Activists have also expressed concern over the fate of the controversial Dakota Access oil pipeline and privatization of tribal lands. Earlier this month, Trump's transition team came under fire from Native American environmental activists for a proposal to privatize up to 56 million acres of tribal lands for resource extraction.
For Kandi Mossett of the Indigenous Environmental Network, privatizing Native lands is an attempt to "exploit us" for oil, gas, coal and uranium. In 2009, the Council of Energy Resource Tribes, a tribal energy consortium, estimated the worth of Indian energy resources to be upwards of $1.5 trillion — representing about 20 percent of the nation's untapped oil and gas reserves.
Still, Goldston and others stressed that Trump and his picks would face an increasingly uphill battle if they attempted to attack some of the fundamental aspects of current environment protection policy.
For example, the EPA has concluded based on extensive scientific study that carbon dioxide is a pollutant, Goldston said, and "as long as that is in place, the EPA is legally bound to try to take steps to try to limit carbon pollution."
Freeman added that Trump's selections would not be able to simply abolish the agencies they've been tasked to lead, or easily dismantle key regulations.
"They can't walk into their agencies for example and just eliminate a regulation," she said. "There's a step by step legal process for rescinding and repealing regulations."
But supporters of Trump's choices, including the American Petroleum Institute, have said they welcome the naming of Pruitt and Perry as signs the administration would be committed to the oil and natural gas industry or favor the private sector.
Pruitt "shows that he understands how important America's oil and natural gas industry is to our nation and to our economy," API President and CEO Jack Gerard said in a statement.

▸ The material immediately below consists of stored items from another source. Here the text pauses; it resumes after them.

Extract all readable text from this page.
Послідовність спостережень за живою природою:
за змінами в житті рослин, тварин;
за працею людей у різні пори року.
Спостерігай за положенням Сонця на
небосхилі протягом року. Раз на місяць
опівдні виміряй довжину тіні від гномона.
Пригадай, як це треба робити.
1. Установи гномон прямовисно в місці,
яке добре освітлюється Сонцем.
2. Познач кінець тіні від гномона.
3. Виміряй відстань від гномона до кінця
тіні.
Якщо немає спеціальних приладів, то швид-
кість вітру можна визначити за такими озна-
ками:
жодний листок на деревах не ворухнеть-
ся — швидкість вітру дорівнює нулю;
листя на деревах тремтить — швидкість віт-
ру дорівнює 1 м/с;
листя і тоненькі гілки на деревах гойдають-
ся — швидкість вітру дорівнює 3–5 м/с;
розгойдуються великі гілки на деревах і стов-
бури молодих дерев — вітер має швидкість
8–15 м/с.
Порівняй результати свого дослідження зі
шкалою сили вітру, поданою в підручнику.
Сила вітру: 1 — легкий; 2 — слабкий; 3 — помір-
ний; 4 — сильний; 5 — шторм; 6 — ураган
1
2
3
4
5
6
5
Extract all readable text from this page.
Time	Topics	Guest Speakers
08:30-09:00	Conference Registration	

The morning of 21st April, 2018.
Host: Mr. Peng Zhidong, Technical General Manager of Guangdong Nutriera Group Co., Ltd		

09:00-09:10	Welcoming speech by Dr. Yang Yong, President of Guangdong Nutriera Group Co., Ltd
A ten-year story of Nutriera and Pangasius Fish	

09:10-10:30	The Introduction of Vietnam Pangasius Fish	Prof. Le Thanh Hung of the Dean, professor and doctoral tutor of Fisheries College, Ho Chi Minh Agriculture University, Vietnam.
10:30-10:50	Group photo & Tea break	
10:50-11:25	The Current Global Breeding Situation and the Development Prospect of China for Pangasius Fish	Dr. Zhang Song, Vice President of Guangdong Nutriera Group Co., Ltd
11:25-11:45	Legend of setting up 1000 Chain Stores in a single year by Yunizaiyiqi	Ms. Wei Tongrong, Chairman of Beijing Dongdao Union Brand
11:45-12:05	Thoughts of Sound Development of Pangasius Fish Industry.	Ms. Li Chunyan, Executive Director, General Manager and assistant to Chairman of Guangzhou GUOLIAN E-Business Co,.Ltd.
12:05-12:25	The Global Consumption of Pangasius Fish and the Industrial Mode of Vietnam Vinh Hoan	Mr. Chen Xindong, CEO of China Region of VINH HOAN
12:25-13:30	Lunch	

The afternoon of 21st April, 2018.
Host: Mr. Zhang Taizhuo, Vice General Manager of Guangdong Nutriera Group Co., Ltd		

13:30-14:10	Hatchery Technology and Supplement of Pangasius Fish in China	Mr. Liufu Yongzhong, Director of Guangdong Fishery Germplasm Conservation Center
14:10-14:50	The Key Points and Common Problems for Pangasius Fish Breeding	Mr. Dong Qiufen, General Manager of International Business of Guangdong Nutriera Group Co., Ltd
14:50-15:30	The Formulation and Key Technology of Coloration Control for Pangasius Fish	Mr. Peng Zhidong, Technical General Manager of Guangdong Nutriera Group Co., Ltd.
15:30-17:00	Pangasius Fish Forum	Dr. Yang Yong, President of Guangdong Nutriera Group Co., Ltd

Gerard said in a separate statement that his group looks forward to working with Perry, adding that the former Texas governor would now have the opportunity "to encourage increased exports of domestically produced natural gas."
Nicolas Loris, a research fellow at the conservative think tank The Heritage Foundation, said Trump's choices were an opportunity for private sector energy development that could still protect the environment.
"I think it is an opportunity to get back to the question of what are the legitimate functions of the federal government," he said.